We all know that the healthcare ecosystem is a highly fragmented space, encompassing all manner of different stakeholders, commercial and non-commercial, including healthcare providers (doctors, nurses etc.), regulators, payers, technology players, pharmaceutical companies, device/diagnostic companies and, of course, the patient and their family, friends and carers.
However, it strikes me that we still tend to view healthcare solutions in a rather two-dimensional way. For example, we talk about the doctor-patient relationship, the role of carers in supporting patients, how the pharmaceutical industry should engage with payers or, as is most on-trend at the moment, how the latest, greatest technology is going to revolutionise patients’ management of their own health and wellness.
It reminds me somewhat of my earlier days in sales and marketing consultancy, where pharmaceutical clients would try to look at individual components of their commercial outreach in isolation, with questions such as ‘how effective are my sales reps?’, ‘should I bother doing meetings for doctors?’ and, more recently, ‘does edetailing increase my market share?’.
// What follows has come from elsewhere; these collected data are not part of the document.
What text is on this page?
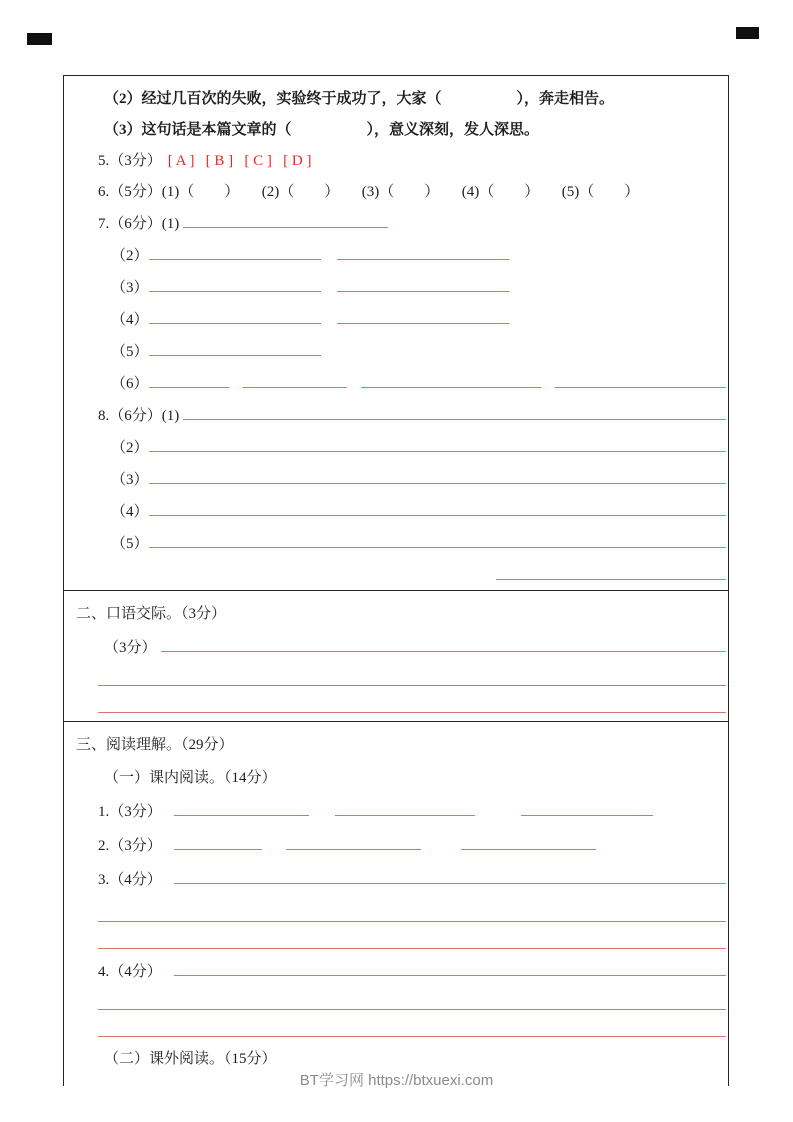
（2）经过几百次的失败，实验终于成功了，大家（　　　　　），奔走相告。
（3）这句话是本篇文章的（　　　　　），意义深刻，发人深思。
5.（3分） [ A ]   [ B ]   [ C ]   [ D ]
6.（5分）(1)（　　）　　(2)（　　）　　(3)（　　）　　(4)（　　）　　(5)（　　）
7.（6分）(1)
（2）
（3）
（4）
（5）
（6）
8.（6分）(1)
（2）
（3）
（4）
（5）
二、口语交际。（3分）
（3分）
三、阅读理解。（29分）
（一）课内阅读。（14分）
1.（3分）
2.（3分）
3.（4分）
4.（4分）
（二）课外阅读。（15分）
BT学习网 https://btxuexi.com
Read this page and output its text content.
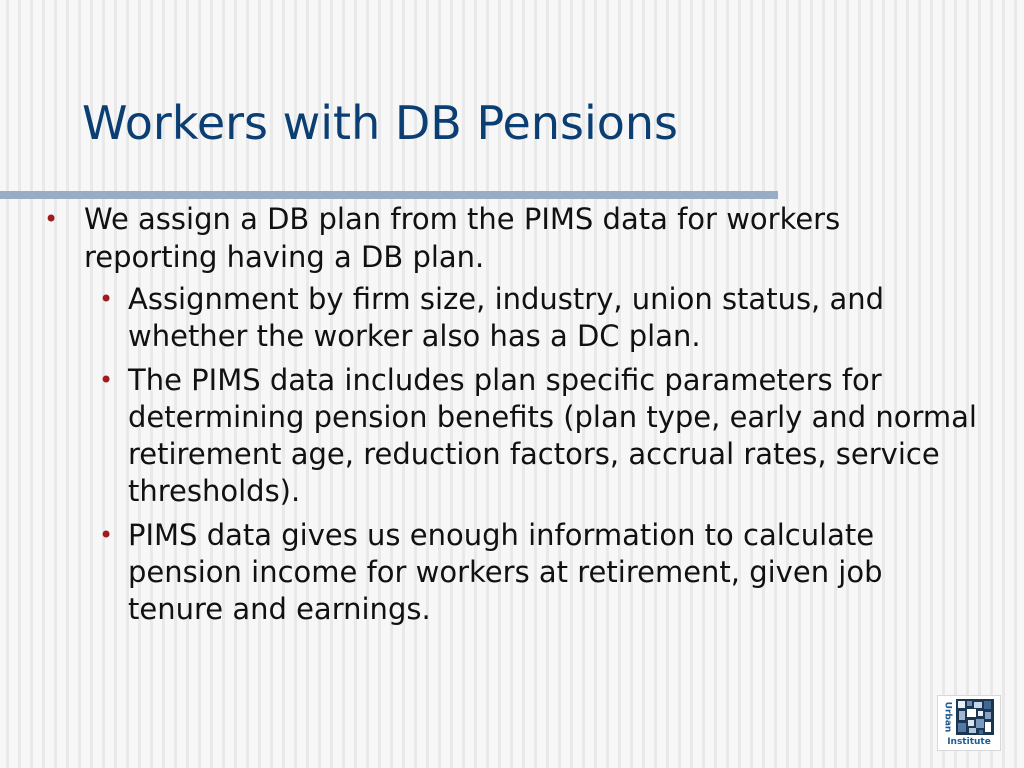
Workers with DB Pensions
• We assign a DB plan from the PIMS data for workers reporting having a DB plan.
• Assignment by firm size, industry, union status, and whether the worker also has a DC plan.
• The PIMS data includes plan specific parameters for determining pension benefits (plan type, early and normal retirement age, reduction factors, accrual rates, service thresholds).
• PIMS data gives us enough information to calculate pension income for workers at retirement, given job tenure and earnings.
Urban
Institute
The problem with that is that it is completely artificial analysis to look at it in this isolated way, because everything is connected. So an edetail may work really well, but only where doctors have previously seen a rep and attended a meeting.
Don’t worry – I’m not heading off into a thesis on multichannel marketing (God knows there is enough written on that subject), but it is alarming how we are making this same mistake within the broader healthcare space and it is most acute with new technology solutions coming through.
It is true that some of this new technology is amazing, such as the wearable devices that can monitor our health on a real-time basis, delivering big data that can allow much more effective treatment or even intervention before we even get ill. But these advances on their own are not going to deliver real change for patients (or those at risk of becoming patients) unless we can do something with all that information.
And that requires real collaboration between everyone in contact with the patient.
Think of it a bit like a super-modern yacht racing in the America’s Cup. It is packed full of the latest technology to predict and take advantage of the wind in order to go as fast as possible, but without each member of the highly skilled, and specialised, crew it cannot achieve anything. The analogy to healthcare is that everyone in contact with the patient is like a member of that crew, steering them as expediently as possible towards better health.
The challenge for healthcare is therefore to drive the right sociological change alongside the technological advancement. We need doctors, carers, family/friends and so on to all work collaboratively with each other, harnessing the power of technology and big data, to deliver a 360 degree solution built around the patient.
It’s exactly the kind of multi-stakeholder interaction we see on social media every day, so why not implement the same approach in the real world to help patients?
Innovative technology can revolutionise outcomes for patients – but it’s time for true social healthcare to realise that potential – and that requires a fundamental mind-shift with new behaviours.